Typically, t-AML patients have celebrated success over their initial disease only to learn their first treatment has caused a second, uniformly fatal cancer. With no effective treatments for t-AML in either adults or children, average survival is only eight months after diagnosis.

In taking on this devastating disease, the UCCCC team is pioneering a new approach to life-science research called systems biology, which combines computer modeling and tissue analysis to unravel the full genomic complexity of disease.

Their goal is to choreograph a series of mutually leveraging discoveries leading to major clinical benefits, including new:

  • Tests that identify cancer patients genetically disposed to develop t-AML so initial treatments can be modified to reduce their risk.
  • Medicines that kill leukemia stem cells. UCCC researchers believe that t-AML is incurable because progenitor cells survive treatment and quickly re-establish the cancer.
  • Promising drug candidates with potential to wipe out leukemic cells. These potential therapies will be tested for safety and effectiveness in clinical trials as part of this comprehensive effort.
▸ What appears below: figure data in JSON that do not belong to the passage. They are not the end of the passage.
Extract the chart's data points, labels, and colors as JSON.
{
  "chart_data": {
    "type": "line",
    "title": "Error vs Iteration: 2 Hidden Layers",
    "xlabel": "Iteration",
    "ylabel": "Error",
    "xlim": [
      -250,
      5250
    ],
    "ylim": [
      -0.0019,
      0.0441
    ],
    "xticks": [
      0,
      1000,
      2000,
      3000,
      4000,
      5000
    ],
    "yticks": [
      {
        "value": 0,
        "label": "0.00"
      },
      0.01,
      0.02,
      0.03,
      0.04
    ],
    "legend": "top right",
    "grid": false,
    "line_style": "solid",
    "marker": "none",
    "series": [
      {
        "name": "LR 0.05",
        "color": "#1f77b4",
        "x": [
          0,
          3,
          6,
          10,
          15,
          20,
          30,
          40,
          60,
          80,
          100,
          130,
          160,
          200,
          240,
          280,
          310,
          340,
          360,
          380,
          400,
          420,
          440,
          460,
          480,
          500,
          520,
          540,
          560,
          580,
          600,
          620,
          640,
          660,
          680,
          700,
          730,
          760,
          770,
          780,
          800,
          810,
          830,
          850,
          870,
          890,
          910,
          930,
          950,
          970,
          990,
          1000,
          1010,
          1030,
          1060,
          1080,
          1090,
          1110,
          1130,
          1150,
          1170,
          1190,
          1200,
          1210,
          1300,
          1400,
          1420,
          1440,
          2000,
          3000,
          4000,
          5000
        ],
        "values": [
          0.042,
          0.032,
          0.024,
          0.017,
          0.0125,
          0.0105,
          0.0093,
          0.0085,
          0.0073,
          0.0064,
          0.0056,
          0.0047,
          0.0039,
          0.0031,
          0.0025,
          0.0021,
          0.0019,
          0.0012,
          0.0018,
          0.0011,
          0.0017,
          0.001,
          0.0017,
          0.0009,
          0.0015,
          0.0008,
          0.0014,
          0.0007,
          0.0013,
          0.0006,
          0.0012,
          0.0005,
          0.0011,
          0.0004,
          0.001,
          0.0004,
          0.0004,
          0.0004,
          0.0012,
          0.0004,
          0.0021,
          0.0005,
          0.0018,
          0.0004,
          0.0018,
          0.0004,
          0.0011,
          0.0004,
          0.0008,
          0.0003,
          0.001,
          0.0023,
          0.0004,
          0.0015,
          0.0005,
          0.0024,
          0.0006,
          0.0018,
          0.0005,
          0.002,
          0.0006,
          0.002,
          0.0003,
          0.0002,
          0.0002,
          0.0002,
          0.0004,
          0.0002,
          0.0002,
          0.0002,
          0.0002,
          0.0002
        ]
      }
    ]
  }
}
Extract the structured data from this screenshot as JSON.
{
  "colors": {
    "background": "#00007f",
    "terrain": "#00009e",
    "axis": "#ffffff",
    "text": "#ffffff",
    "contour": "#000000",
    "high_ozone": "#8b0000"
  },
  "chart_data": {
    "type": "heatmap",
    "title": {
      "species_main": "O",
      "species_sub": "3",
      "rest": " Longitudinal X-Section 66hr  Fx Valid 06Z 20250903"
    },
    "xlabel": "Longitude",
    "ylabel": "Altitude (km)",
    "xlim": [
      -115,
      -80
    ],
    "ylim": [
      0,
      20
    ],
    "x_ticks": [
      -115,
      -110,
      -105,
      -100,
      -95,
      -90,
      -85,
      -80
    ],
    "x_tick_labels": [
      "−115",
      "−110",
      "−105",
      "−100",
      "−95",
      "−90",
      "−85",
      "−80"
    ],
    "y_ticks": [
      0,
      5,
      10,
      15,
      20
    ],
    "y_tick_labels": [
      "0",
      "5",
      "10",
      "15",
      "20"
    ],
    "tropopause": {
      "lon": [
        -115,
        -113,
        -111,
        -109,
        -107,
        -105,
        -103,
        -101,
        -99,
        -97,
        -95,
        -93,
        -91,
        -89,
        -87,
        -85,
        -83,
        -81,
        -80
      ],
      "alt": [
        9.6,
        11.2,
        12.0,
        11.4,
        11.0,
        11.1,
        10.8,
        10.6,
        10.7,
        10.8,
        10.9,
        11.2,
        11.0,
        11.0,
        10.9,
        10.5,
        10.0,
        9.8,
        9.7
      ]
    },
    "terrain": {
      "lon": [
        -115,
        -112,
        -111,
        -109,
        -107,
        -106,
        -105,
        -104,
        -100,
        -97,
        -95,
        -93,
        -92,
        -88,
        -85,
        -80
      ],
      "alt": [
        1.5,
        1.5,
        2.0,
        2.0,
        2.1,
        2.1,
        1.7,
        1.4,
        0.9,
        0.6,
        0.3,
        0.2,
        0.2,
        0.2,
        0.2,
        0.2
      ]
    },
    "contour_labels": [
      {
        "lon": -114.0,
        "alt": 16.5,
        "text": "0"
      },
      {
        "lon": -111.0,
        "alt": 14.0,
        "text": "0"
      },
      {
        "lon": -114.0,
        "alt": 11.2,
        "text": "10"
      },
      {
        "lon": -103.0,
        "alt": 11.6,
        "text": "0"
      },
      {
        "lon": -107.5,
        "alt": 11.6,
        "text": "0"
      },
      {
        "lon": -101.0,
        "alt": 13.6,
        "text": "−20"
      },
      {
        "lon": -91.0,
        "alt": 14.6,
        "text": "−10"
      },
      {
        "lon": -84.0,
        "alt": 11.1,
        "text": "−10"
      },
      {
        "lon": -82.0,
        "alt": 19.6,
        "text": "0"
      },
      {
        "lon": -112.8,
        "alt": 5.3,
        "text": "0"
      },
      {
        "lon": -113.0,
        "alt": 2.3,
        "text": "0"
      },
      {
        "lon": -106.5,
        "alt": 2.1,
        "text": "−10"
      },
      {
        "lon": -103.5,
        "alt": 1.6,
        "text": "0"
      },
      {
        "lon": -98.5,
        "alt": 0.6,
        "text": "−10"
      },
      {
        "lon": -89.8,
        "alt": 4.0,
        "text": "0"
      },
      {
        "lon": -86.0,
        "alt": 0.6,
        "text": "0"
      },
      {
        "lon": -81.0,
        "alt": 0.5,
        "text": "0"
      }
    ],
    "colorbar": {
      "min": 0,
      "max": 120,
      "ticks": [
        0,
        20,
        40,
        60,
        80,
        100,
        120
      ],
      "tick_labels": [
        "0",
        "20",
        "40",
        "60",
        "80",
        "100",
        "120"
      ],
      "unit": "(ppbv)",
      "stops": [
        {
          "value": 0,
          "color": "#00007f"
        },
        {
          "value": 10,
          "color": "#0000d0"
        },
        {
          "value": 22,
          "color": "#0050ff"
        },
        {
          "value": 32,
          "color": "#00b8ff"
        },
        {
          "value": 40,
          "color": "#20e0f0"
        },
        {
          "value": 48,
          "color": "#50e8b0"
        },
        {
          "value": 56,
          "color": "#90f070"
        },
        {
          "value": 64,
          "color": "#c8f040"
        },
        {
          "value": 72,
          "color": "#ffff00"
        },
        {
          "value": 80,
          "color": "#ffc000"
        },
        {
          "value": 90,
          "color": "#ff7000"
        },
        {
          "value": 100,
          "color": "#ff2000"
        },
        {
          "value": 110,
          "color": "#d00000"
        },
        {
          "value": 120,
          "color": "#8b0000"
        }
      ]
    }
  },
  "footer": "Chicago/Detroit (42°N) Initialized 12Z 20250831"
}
If successful, this project will save thousands of lives. Without this work, the toll of T-AML will grow dramatically in coming decades as the at-risk population among the United States’ 14 million cancer survivors also grows.

Success will also demonstrate the effectiveness of the systems biology approach to research being pioneered at the University of Chicago. The complexity of real-life biological systems is a stumbling block for traditional approaches to research. As practiced here, systems biology is a powerful tool for breaking through the complexity that stands in the way of new cures.